Nos han forzado, entonces, a sobrevivir en una patria abstracta. ¿Cuál es esta al día de hoy? La publicitada desde arriba con luces veleidosas y engañosas para cegar al visitante y ocultar la miseria de nuestra gente; aquella en la que unas turbas violentas recientemente reinaban en las páginas rojas nacionales y hoy ‒al atravesar tantito nuestras fronteras‒ hacen de las suyas en otras tierras; la poblada por una fanaticada que seguirá llorando, borracha, al escuchar el himno nacional en cualquier evento futbolero adonde su “selecta” pierda con todo éxito, pese al “desinteresado” apoyo del “bukelato”; esa en la que, superada por mucho la muerte intencional violenta quién sabe hasta cuándo, se quiere engañar a su gente para hacer que crea ingenuamente que el lindero de la muerte lenta ‒producto de la desigualdad y la carencia‒ también será franqueada por el “nuevo modelo”.
Pero, ¿quiénes sufren realmente en nuestra patria exacta?
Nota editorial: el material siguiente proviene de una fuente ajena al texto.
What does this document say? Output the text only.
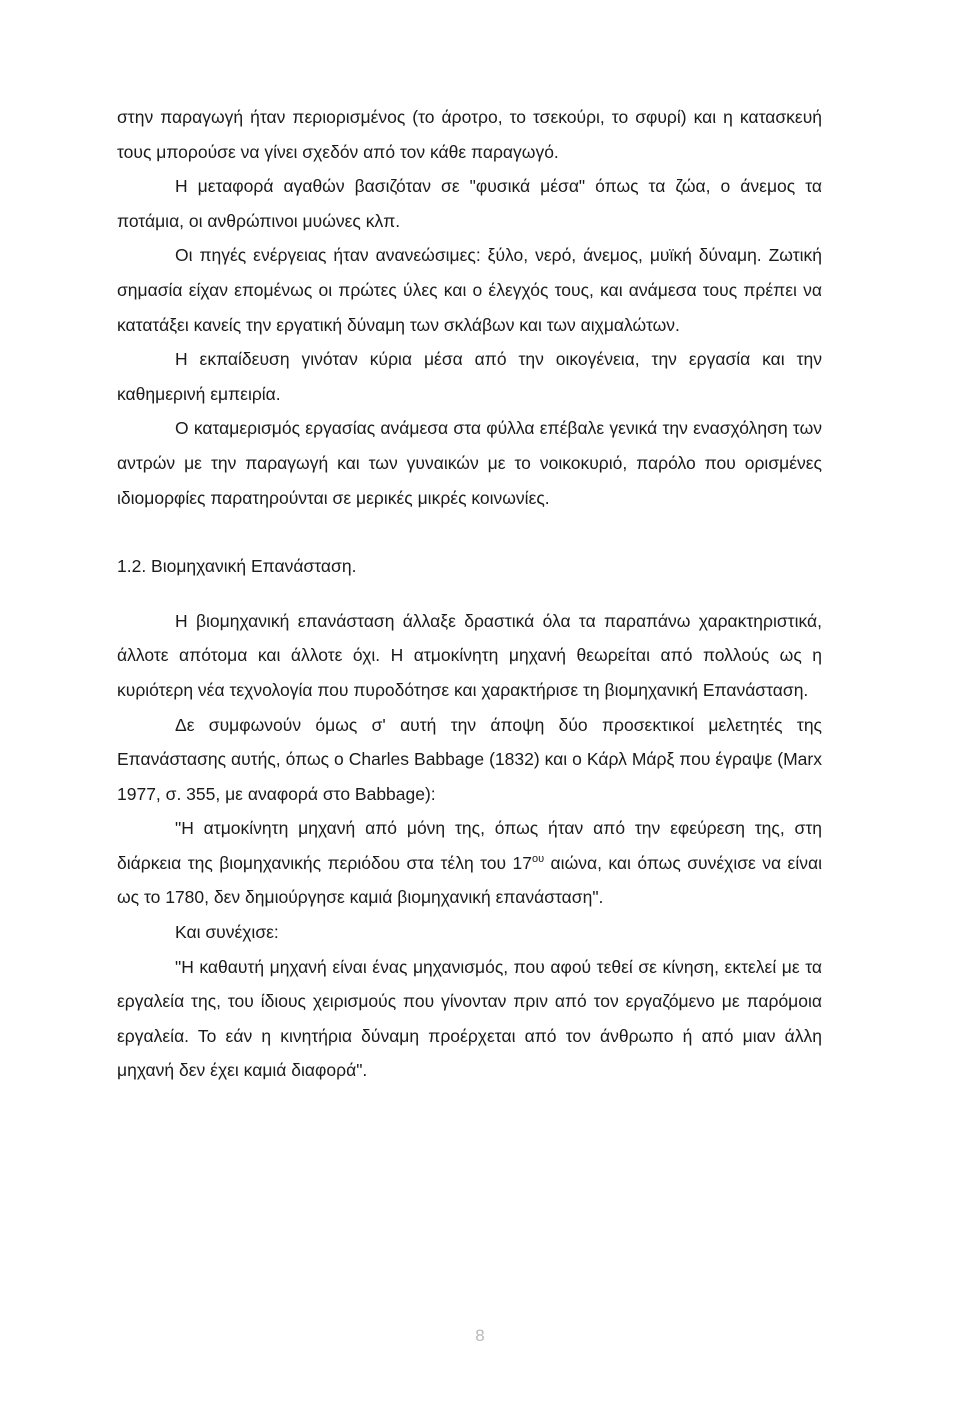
στην παραγωγή ήταν περιορισμένος (το άροτρο, το τσεκούρι, το σφυρί) και η κατασκευή τους μπορούσε να γίνει σχεδόν από τον κάθε παραγωγό.

Η μεταφορά αγαθών βασιζόταν σε "φυσικά μέσα" όπως τα ζώα, ο άνεμος τα ποτάμια, οι ανθρώπινοι μυώνες κλπ.

Οι πηγές ενέργειας ήταν ανανεώσιμες: ξύλο, νερό, άνεμος, μυϊκή δύναμη. Ζωτική σημασία είχαν επομένως οι πρώτες ύλες και ο έλεγχός τους, και ανάμεσα τους πρέπει να κατατάξει κανείς την εργατική δύναμη των σκλάβων και των αιχμαλώτων.

Η εκπαίδευση γινόταν κύρια μέσα από την οικογένεια, την εργασία και την καθημερινή εμπειρία.

Ο καταμερισμός εργασίας ανάμεσα στα φύλλα επέβαλε γενικά την ενασχόληση των αντρών με την παραγωγή και των γυναικών με το νοικοκυριό, παρόλο που ορισμένες ιδιομορφίες παρατηρούνται σε μερικές μικρές κοινωνίες.

1.2. Βιομηχανική Επανάσταση.

Η βιομηχανική επανάσταση άλλαξε δραστικά όλα τα παραπάνω χαρακτηριστικά, άλλοτε απότομα και άλλοτε όχι. Η ατμοκίνητη μηχανή θεωρείται από πολλούς ως η κυριότερη νέα τεχνολογία που πυροδότησε και χαρακτήρισε τη βιομηχανική Επανάσταση.

Δε συμφωνούν όμως σ' αυτή την άποψη δύο προσεκτικοί μελετητές της Επανάστασης αυτής, όπως ο Charles Babbage (1832) και ο Κάρλ Μάρξ που έγραψε (Marx 1977, σ. 355, με αναφορά στο Babbage):

"Η ατμοκίνητη μηχανή από μόνη της, όπως ήταν από την εφεύρεση της, στη διάρκεια της βιομηχανικής περιόδου στα τέλη του $17^{o\upsilon}$ αιώνα, και όπως συνέχισε να είναι ως το 1780, δεν δημιούργησε καμιά βιομηχανική επανάσταση".

Και συνέχισε:

"Η καθαυτή μηχανή είναι ένας μηχανισμός, που αφού τεθεί σε κίνηση, εκτελεί με τα εργαλεία της, του ίδιους χειρισμούς που γίνονταν πριν από τον εργαζόμενο με παρόμοια εργαλεία. Το εάν η κινητήρια δύναμη προέρχεται από τον άνθρωπο ή από μιαν άλλη μηχανή δεν έχει καμιά διαφορά".

8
Pues aquellas mayorías populares cuyos lamentos llegaron, llegan y seguirán llegado “tumultuosos hasta el cielo” sin ser escuchados mientras sus estructuras injustas no cambien; las cientos de miles de personas que reclaman justicia por sus víctimas y las que buscan a sus familiares que desaparecieron en medio de la violencia de antes, durante y después de la guerra; las que en el “paraíso bukeleano” perdieron su trabajo y no encuentran cómo subsistir… Es esa la patria exacta salvadoreña; la que por mucho que hoy cacareen le ha pertenecido y le sigue perteneciendo, como dijo el cantor, a “los dioses del poder y del dinero” tanto nativos como foráneos.